Operasional Penyeberangan
Saat ini, operasional penyeberangan di Pelabuhan Gilimanuk dilayani oleh sebanyak 31 unit kapal. Salah satu kapal menerapkan pola Tiba Bongkar Berangkat (TBB) di Pelabuhan Ketapang. Metode ini bertujuan untuk mempercepat proses bongkar muat kendaraan, sehingga antrean di pelabuhan dapat berkurang secara bertahap.
Penyekatan dan Pengaturan Lalu Lintas
Untuk lebih mengurangi beban kendaraan menuju Gilimanuk, petugas kepolisian juga melakukan penyekatan terhadap kendaraan sumbu tiga ke atas di wilayah Denpasar, Badung, dan Tabanan. Kendaraan-kendaraan ini kemudian diarahkan menuju buffer zone guna menerapkan sistem penundaan sebelum melanjutkan perjalanan ke pelabuhan. Langkah ini diharapkan dapat mengurangi kepadatan yang terjadi di jalur utama.
Patroli dan Pengawasan
Petugas juga aktif melakukan patroli secara berkala di sepanjang jalur antrean untuk mencegah adanya kendaraan yang mencoba menyerobot antrean. Patroli ini bertujuan untuk memastikan arus kendaraan tetap teratur dan tertib. Dengan adanya langkah-langkah ini, diharapkan situasi antrean dapat dikendalikan dengan lebih baik, sehingga pengguna jalan merasa lebih nyaman.

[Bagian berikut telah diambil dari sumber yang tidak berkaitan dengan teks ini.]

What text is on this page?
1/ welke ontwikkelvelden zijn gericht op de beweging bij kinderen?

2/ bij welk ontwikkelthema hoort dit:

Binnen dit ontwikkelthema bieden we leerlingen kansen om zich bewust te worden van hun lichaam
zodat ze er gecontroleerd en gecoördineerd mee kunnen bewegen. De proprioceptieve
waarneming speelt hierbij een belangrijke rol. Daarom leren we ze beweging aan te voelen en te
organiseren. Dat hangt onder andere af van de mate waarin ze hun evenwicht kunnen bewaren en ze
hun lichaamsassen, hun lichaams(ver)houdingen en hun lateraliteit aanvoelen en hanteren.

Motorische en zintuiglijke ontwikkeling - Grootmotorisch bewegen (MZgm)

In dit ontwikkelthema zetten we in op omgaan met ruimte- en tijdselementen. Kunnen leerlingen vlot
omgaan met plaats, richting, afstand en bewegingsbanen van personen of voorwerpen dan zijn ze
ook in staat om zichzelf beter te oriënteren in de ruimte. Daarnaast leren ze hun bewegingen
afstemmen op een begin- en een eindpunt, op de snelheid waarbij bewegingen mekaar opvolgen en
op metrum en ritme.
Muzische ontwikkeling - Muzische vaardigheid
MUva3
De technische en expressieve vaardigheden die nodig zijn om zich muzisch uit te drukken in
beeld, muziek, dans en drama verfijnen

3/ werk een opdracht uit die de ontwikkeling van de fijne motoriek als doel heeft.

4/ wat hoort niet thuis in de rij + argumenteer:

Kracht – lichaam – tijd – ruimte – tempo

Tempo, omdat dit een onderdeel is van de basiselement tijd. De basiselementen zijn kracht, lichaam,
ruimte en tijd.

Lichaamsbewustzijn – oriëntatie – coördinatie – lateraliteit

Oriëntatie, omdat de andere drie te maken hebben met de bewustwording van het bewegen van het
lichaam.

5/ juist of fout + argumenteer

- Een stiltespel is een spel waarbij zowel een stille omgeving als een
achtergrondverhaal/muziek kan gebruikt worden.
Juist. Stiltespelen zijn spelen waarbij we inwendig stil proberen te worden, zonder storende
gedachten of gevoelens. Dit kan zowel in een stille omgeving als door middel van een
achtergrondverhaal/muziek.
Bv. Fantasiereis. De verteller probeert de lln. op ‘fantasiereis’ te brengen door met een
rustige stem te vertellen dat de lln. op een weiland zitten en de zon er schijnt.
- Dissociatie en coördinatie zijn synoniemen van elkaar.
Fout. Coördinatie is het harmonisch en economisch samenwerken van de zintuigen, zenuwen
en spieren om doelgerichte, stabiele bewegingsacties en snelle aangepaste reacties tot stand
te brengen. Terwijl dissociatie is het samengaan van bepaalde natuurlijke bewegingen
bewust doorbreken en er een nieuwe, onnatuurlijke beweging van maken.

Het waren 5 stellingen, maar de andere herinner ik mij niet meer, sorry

Optimasi Pengaturan Lalu Lintas
Kombes Pol. Ariasandy, S.I.K., selaku Kabid Humas Polda Bali, menyatakan bahwa pihaknya senantiasa berupaya mengoptimalkan pengaturan di lapangan untuk mempercepat penguraian antrean kendaraan. “Kami bersama instansi terkait terus melakukan pengaturan dan rekayasa lalu lintas, termasuk menerapkan sistem penundaan bagi kendaraan sumbu tiga ke atas. Langkah ini diambil untuk mengurangi kepadatan kendaraan menuju Pelabuhan Gilimanuk sekaligus mempercepat proses penyeberangan,” ujarnya.
Imbauan untuk Pengendara
Melalui pernyataan tersebut, Kombes Ariasandy juga mengimbau kepada seluruh pengendara untuk tetap mematuhi arahan petugas dan mengikuti aturan yang berlaku selama masa angkutan Lebaran 2026. Dengan kesadaran dan kerjasama dari semua pihak, diharapkan masalah antrean panjang dapat teratasi, dan arus lalu lintas di Gilimanuk dapat berjalan dengan lancar.
Dengan langkah-langkah rekayasa lalu lintas yang telah diterapkan oleh Polda Bali, diharapkan situasi antrean panjang di Pelabuhan Gilimanuk dapat diminimalisir. Kesigapan dan kerjasama antara berbagai instansi serta kesadaran masyarakat adalah kunci untuk menciptakan kelancaran arus kendaraan, terutama di masa-masa padat seperti ini. Mari kita semua berkontribusi untuk menjaga ketertiban dan kenyamanan bersama di jalan raya.